Electrostatic-modulated interfacial crosslinking and waterborne emulsion coating toward waterproof, breathable, and antifouling fibrous membranes

Developing hydrophobic surfaces for flexible fibrous membranes has attracted tremendous attention for their potential applications in waterproofing, antifouling, and drag reduction. However, conventional methods, such as hydrothermal, coating, and phase separation, often involve complex preparation processes, plugging of porous structures, and heavy use of organic solvents. Herein, a facile and eco-friendly assembly strategy is proposed for fabricating superior hydrophobic surfaces on fibrous membranes. Firstly, a hierarchical rough structure was created on the fiber surface using titanium dioxide nanoparticles as building blocks by a one-pot procedure based on electrostatic complexation and interfacial crosslinking. The procedure is performed in aqueous media, at low temperature (50℃) and very fast (∼20 min).
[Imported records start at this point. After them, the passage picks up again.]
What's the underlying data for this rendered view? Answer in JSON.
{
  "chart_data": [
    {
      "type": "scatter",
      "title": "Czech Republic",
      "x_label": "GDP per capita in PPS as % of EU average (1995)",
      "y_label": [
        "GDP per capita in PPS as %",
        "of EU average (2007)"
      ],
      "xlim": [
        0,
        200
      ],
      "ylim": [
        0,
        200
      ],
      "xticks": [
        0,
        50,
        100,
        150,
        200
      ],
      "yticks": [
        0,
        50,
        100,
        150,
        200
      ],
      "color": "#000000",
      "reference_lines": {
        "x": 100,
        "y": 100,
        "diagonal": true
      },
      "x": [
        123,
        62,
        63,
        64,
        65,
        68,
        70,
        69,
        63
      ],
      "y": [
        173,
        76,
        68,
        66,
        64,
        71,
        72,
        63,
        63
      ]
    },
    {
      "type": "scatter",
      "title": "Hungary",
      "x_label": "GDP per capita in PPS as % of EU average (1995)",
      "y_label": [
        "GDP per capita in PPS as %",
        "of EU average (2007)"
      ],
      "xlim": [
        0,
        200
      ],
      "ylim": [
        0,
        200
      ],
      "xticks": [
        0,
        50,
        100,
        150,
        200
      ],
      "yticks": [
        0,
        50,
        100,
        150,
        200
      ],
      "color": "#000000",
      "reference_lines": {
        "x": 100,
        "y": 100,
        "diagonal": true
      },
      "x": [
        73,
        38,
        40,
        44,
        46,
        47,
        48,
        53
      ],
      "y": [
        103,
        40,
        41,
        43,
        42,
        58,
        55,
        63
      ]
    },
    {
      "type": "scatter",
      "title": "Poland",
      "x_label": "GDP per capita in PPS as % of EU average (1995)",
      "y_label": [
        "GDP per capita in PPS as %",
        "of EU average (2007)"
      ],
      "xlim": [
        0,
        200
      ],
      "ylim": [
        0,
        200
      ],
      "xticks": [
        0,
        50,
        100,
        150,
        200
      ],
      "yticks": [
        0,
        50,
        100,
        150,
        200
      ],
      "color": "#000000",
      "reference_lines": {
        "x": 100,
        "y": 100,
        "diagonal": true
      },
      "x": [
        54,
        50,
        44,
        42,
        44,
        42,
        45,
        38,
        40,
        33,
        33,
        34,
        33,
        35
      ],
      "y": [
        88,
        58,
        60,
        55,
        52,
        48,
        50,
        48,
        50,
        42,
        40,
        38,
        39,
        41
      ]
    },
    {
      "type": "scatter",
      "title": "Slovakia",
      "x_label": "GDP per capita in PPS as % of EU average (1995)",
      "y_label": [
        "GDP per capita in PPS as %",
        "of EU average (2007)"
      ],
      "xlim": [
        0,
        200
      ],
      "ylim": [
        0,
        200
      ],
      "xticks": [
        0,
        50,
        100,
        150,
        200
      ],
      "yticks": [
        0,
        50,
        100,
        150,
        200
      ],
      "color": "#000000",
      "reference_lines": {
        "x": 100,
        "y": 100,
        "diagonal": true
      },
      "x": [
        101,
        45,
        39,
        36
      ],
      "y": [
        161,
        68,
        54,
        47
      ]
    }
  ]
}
Subsequently, a waterborne emulsion was developed by low-surface-energy organosilicon self-assembly in aqueous media, which was adopted to coat fiber substrate for surface hydrophobization. The amount of organosilicon is reduced by >90 % of that required in the traditional coating. Consequently, the resultant fibrous membranes exhibit a robust hydrophobic surface with UV-resistant, wash durability, photocatalytic self-cleaning effect, and excellent breathable properties. Besides, this general waterborne hydrophobic coating strategy could be applied to various hydrophilic substrates, including fabrics, aerogels, and sponges. This work provides a novel method to design and fabricate multi-functional hydrophobic surfaces.